We must question the narratives that shape our public space if we are to have any certainty in the body of policies that guide us.
A political battle is won when your opponents adopt your framing of an issue in their own arguments. The way we talk about social problems, their sources and their dangers shapes our amenability to specific policy remedies. It primes us to accept a particular worldview as accurate, along with the social problems it identifies and the course of action it proposes. I have talked about this many times already. It is a key issue at the heart of what Amplified seeks to do and obvious though it may sound, it’s usually ignored – particularly in an age in which political debate is underpinned by a tacit consensus on the usefulness of neo-liberal economics.
Public debate is swamped with denials of the social causes of deprivation and disadvantage. Perversely, there is no such thing as society in the Big Society. The individual alone is the subject of praise and recrimination, the recipient of reward, incentive and admonishment. Individual responsibility and merit alone explain success and failure; they also justify coercion and recompense. Inequality of opportunity has all but vanished from the public space. All that remains is individual choice.

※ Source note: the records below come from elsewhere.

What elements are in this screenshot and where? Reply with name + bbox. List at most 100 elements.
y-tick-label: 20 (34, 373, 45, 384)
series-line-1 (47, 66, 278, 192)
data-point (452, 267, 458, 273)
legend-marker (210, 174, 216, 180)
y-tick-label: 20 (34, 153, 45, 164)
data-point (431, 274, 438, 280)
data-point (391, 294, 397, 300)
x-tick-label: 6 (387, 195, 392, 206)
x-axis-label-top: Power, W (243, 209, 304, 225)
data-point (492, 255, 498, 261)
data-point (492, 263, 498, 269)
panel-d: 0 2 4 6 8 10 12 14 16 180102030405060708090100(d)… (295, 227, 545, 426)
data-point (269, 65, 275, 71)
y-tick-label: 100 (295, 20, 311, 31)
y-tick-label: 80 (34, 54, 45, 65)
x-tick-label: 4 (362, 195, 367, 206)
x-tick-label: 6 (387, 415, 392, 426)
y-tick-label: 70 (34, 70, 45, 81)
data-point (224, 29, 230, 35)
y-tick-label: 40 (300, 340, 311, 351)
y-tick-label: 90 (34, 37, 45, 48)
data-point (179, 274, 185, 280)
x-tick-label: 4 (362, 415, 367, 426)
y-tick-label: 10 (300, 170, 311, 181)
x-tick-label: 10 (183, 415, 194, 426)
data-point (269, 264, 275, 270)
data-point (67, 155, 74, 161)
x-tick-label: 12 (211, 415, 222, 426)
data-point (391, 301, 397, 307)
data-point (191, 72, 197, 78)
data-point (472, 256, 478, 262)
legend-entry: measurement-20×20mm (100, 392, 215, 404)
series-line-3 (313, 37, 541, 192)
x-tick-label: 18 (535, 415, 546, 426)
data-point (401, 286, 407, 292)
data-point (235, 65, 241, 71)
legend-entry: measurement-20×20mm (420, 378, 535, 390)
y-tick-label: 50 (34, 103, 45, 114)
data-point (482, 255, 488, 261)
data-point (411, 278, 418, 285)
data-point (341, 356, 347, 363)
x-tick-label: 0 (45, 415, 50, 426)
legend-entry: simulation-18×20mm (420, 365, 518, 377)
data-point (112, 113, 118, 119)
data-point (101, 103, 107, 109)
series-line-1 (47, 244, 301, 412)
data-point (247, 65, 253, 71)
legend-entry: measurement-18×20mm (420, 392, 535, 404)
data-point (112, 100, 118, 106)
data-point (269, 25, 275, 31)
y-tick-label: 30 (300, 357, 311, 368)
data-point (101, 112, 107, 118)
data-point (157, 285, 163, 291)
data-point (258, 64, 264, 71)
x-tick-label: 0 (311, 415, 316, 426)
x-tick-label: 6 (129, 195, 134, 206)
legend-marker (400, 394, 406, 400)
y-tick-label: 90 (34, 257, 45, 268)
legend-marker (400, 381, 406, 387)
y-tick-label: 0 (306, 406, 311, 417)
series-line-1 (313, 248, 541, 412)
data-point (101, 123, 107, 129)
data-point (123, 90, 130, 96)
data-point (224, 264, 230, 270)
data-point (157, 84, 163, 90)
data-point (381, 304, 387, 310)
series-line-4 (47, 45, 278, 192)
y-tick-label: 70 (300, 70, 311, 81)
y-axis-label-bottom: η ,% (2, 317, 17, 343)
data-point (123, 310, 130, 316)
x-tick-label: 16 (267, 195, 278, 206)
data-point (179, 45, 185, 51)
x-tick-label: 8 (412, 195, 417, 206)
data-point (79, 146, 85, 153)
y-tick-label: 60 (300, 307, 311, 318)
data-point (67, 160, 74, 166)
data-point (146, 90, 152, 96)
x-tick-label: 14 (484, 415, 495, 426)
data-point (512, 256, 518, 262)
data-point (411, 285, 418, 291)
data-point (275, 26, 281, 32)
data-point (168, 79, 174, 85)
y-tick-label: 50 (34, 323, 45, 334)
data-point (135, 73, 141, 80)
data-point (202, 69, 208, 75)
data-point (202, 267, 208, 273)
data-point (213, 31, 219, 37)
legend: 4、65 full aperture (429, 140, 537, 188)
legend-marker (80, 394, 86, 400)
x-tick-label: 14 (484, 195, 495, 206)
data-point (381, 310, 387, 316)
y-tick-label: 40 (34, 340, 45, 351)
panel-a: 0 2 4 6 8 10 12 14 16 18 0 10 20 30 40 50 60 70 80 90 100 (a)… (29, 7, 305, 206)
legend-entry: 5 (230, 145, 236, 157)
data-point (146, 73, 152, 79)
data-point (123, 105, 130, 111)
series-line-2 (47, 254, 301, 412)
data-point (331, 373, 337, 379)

The worthy wealth creators and hardworking homeowners sit in one camp while the destitute, the invalid and the jobless are shown the error of their ways. If society plays no part in their predicament, the wicked must be shown the virtuous path through penitence. The law is no longer there for the vulnerable, but for the upright citizens and the paragons of success – for their economic and social advantages are a reflection of their own merit. No example is better than the abolishment of the so-called “squatters’ rights” to offer further protection than what already existed for hardworking homeowners. This riles me despite my own experience as a homeowner whose house was quite literally devastated by an unwelcome guest. The law should favour the needy, the vulnerable and the disadvantaged. It’s the very least it can do.
I write about the stories we tell in our public space because they are the mechanism via which ideology becomes indistinguishable from common sense. I make no secret of my own ideological bias in my writing – indeed, it would be very hard to. I truly fear that by denying the social causes of deprivation and disadvantage, we also remove our obligation to care, our very capacity for compassion, and ultimately the precious bonds that hold us together as a community with a social purpose.
The way we talk shapes the way we think and, in turn, the way we act. When ideology becomes common sense, there is little room left for manoeuvre and debate. That is why the right questions need to be asked at the right time. We must question the narratives that shape our public space if we are to have any certainty in the body of policies that guide us.